Two of the walls are turned over to book shelves...and loose piles of these books completely clutter the "Celeste" corner. (The "Celeste Corner" is where my aging, frail beloved Peke Celeste lives...it has comfy pillows all over the floor for her and a narrow entrance between the "aisle" to keep her "brother", Lhasa Theo, from commandeering her turf!! LOL! Theo lies directly behind me and my computer cabinet, his pudgy body so covered in long Lhasa hair that you can never be certain if he is faciing you..or presenting you with his posterior!) By the way, my walls are an almond pink with cream colored moldings. I have a kingsize bed, which ONCE contained a husband...but he was exchanged for something far more useful--space for my extra books and magazine and sketching pads and pencils.

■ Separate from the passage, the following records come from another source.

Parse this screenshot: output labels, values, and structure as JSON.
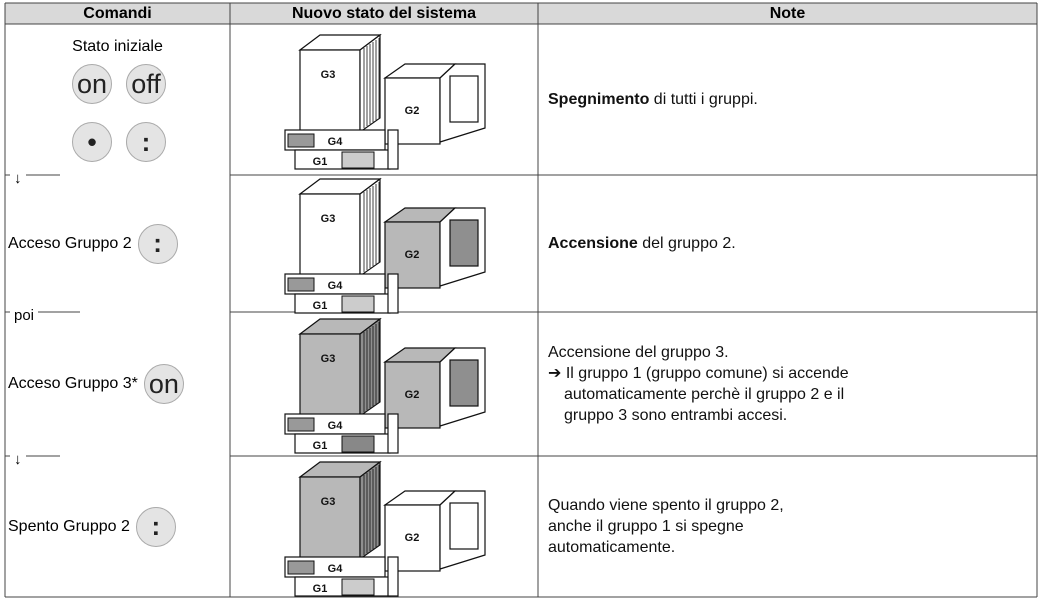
{
  "header": [
    "Comandi",
    "Nuovo stato del sistema",
    "Note"
  ],
  "rows": [
    {
      "command": "Stato iniziale",
      "buttons": [
        "on",
        "off",
        "•",
        ":"
      ],
      "building": [
        "G3",
        "G2",
        "G4",
        "G1"
      ],
      "shaded": [],
      "note": [
        {
          "spans": [
            {
              "text": "Spegnimento",
              "bold": true
            },
            {
              "text": " di tutti i gruppi."
            }
          ]
        }
      ]
    },
    {
      "command": "Acceso Gruppo 2",
      "buttons": [
        ":"
      ],
      "building": [
        "G3",
        "G2",
        "G4",
        "G1"
      ],
      "shaded": [
        "G2"
      ],
      "note": [
        {
          "spans": [
            {
              "text": "Accensione",
              "bold": true
            },
            {
              "text": " del gruppo 2."
            }
          ]
        }
      ]
    },
    {
      "command": "Acceso Gruppo 3*",
      "buttons": [
        "on"
      ],
      "building": [
        "G3",
        "G2",
        "G4",
        "G1"
      ],
      "shaded": [
        "G3",
        "G2",
        "G1"
      ],
      "note": [
        {
          "spans": [
            {
              "text": "Accensione del gruppo 3."
            }
          ]
        },
        {
          "spans": [
            {
              "text": "➔ Il gruppo 1 (gruppo comune) si accende"
            }
          ]
        },
        {
          "spans": [
            {
              "text": "automaticamente perchè il gruppo 2 e il"
            }
          ],
          "indent": true
        },
        {
          "spans": [
            {
              "text": "gruppo 3 sono entrambi accesi."
            }
          ],
          "indent": true
        }
      ]
    },
    {
      "command": "Spento Gruppo 2",
      "buttons": [
        ":"
      ],
      "building": [
        "G3",
        "G2",
        "G4",
        "G1"
      ],
      "shaded": [
        "G3"
      ],
      "note": [
        {
          "spans": [
            {
              "text": "Quando viene spento il gruppo 2,"
            }
          ]
        },
        {
          "spans": [
            {
              "text": "anche il gruppo 1 si spegne"
            }
          ]
        },
        {
          "spans": [
            {
              "text": "automaticamente."
            }
          ]
        }
      ]
    }
  ],
  "connectors": [
    "↓",
    "poi",
    "↓"
  ]
}
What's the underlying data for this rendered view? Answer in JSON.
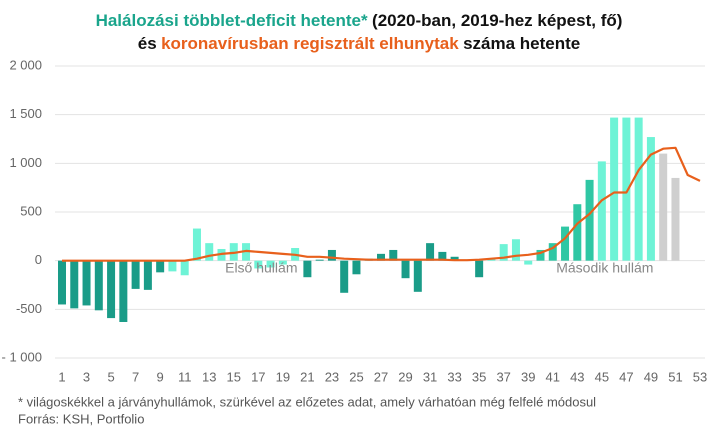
{
  "chart_data": {
    "type": "bar-line",
    "title": [
      [
        {
          "text": "Halálozási többlet-deficit hetente*",
          "color": "#1aa58c"
        },
        {
          "text": "(2020-ban, 2019-hez képest, fő)",
          "color": "#111111"
        }
      ],
      [
        {
          "text": "és",
          "color": "#111111"
        },
        {
          "text": "koronavírusban regisztrált elhunytak",
          "color": "#e8601c"
        },
        {
          "text": "száma hetente",
          "color": "#111111"
        }
      ]
    ],
    "categories": [
      1,
      null,
      3,
      null,
      5,
      null,
      7,
      null,
      9,
      null,
      11,
      null,
      13,
      null,
      15,
      null,
      17,
      null,
      19,
      null,
      21,
      null,
      23,
      null,
      25,
      null,
      27,
      null,
      29,
      null,
      31,
      null,
      33,
      null,
      35,
      null,
      37,
      null,
      39,
      null,
      41,
      null,
      43,
      null,
      45,
      null,
      47,
      null,
      49,
      null,
      51,
      null,
      53
    ],
    "series": [
      {
        "type": "bar",
        "values": [
          -450,
          -490,
          -460,
          -510,
          -590,
          -630,
          -290,
          -300,
          -120,
          -110,
          -150,
          330,
          180,
          120,
          180,
          180,
          -80,
          -70,
          -40,
          130,
          -170,
          10,
          110,
          -330,
          -140,
          20,
          70,
          110,
          -180,
          -320,
          180,
          90,
          40,
          10,
          -170,
          20,
          170,
          220,
          -40,
          110,
          180,
          350,
          580,
          830,
          1020,
          1470,
          1470,
          1470,
          1270,
          1100,
          850,
          null,
          null
        ],
        "colors": [
          "#1a9c88",
          "#1a9c88",
          "#1a9c88",
          "#1a9c88",
          "#1a9c88",
          "#1a9c88",
          "#1a9c88",
          "#1a9c88",
          "#1a9c88",
          "#6ef3d6",
          "#6ef3d6",
          "#6ef3d6",
          "#6ef3d6",
          "#6ef3d6",
          "#6ef3d6",
          "#6ef3d6",
          "#6ef3d6",
          "#6ef3d6",
          "#6ef3d6",
          "#6ef3d6",
          "#1a9c88",
          "#1a9c88",
          "#1a9c88",
          "#1a9c88",
          "#1a9c88",
          "#1a9c88",
          "#1a9c88",
          "#1a9c88",
          "#1a9c88",
          "#1a9c88",
          "#1a9c88",
          "#1a9c88",
          "#1a9c88",
          "#1a9c88",
          "#1a9c88",
          "#6ef3d6",
          "#6ef3d6",
          "#6ef3d6",
          "#6ef3d6",
          "#2fc7a4",
          "#2fc7a4",
          "#2fc7a4",
          "#2fc7a4",
          "#2fc7a4",
          "#6ef3d6",
          "#6ef3d6",
          "#6ef3d6",
          "#6ef3d6",
          "#6ef3d6",
          "#cfcfcf",
          "#cfcfcf",
          null,
          null
        ]
      },
      {
        "type": "line",
        "color": "#e8601c",
        "values": [
          0,
          0,
          0,
          0,
          0,
          0,
          0,
          0,
          0,
          0,
          0,
          20,
          50,
          70,
          80,
          100,
          90,
          80,
          70,
          60,
          40,
          40,
          30,
          20,
          15,
          10,
          10,
          10,
          10,
          10,
          10,
          10,
          5,
          5,
          10,
          20,
          30,
          50,
          60,
          80,
          130,
          230,
          380,
          480,
          620,
          700,
          700,
          930,
          1090,
          1150,
          1160,
          880,
          820
        ]
      }
    ],
    "ylim": [
      -1000,
      2000
    ],
    "yticks": [
      {
        "value": 2000,
        "label": "2 000"
      },
      {
        "value": 1500,
        "label": "1 500"
      },
      {
        "value": 1000,
        "label": "1 000"
      },
      500,
      0,
      -500,
      {
        "value": -1000,
        "label": "- 1 000"
      }
    ],
    "grid": true,
    "annotations": [
      {
        "text": "Első hullám",
        "x": 17
      },
      {
        "text": "Második hullám",
        "x": 45
      }
    ],
    "footnotes": [
      "* világoskékkel a járványhullámok, szürkével az előzetes adat, amely várhatóan még felfelé módosul",
      "Forrás: KSH, Portfolio"
    ]
  }
}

I use duvet covers rather than a comforter, so the colors on the bed change with each change of the sheets! (Although all become "dog-gray" within days of changing.) LOL!
Your 15th wedding anniversary sounds like the last ten years of my marriage!!! Aaarrrrgggghhhhhh!!! What a memory for you!! Why don't you get that Invisible Man kit (I love that kind of medical stuff) and call him your ex's name, as you dissect his liver, kidneys and other appropriate parts......
Okay, gotta go! Now...I wanna get a nice, long juicy epistle from you, Dallas. What other toys did you have? I had tons of stuffed dogs and lotsa "kits"--but I was very much an outdoorsy kid, who rode her bike constantly, and climbed anything climbable (housing construction sites, trees, rocks...whatever!! :-) I liked building clubhouses, snowcaves, all of which would immediately collapse. I was determined to fly....even if my wings were always umbrellas! And I dreamed of having enough inflated baloons to take off and fly over our town.
Such a maniacal kid.
(Ellen, if you reading this...I promise to get back to you soon. I was so excited to get all your information! Thanks sooooo much.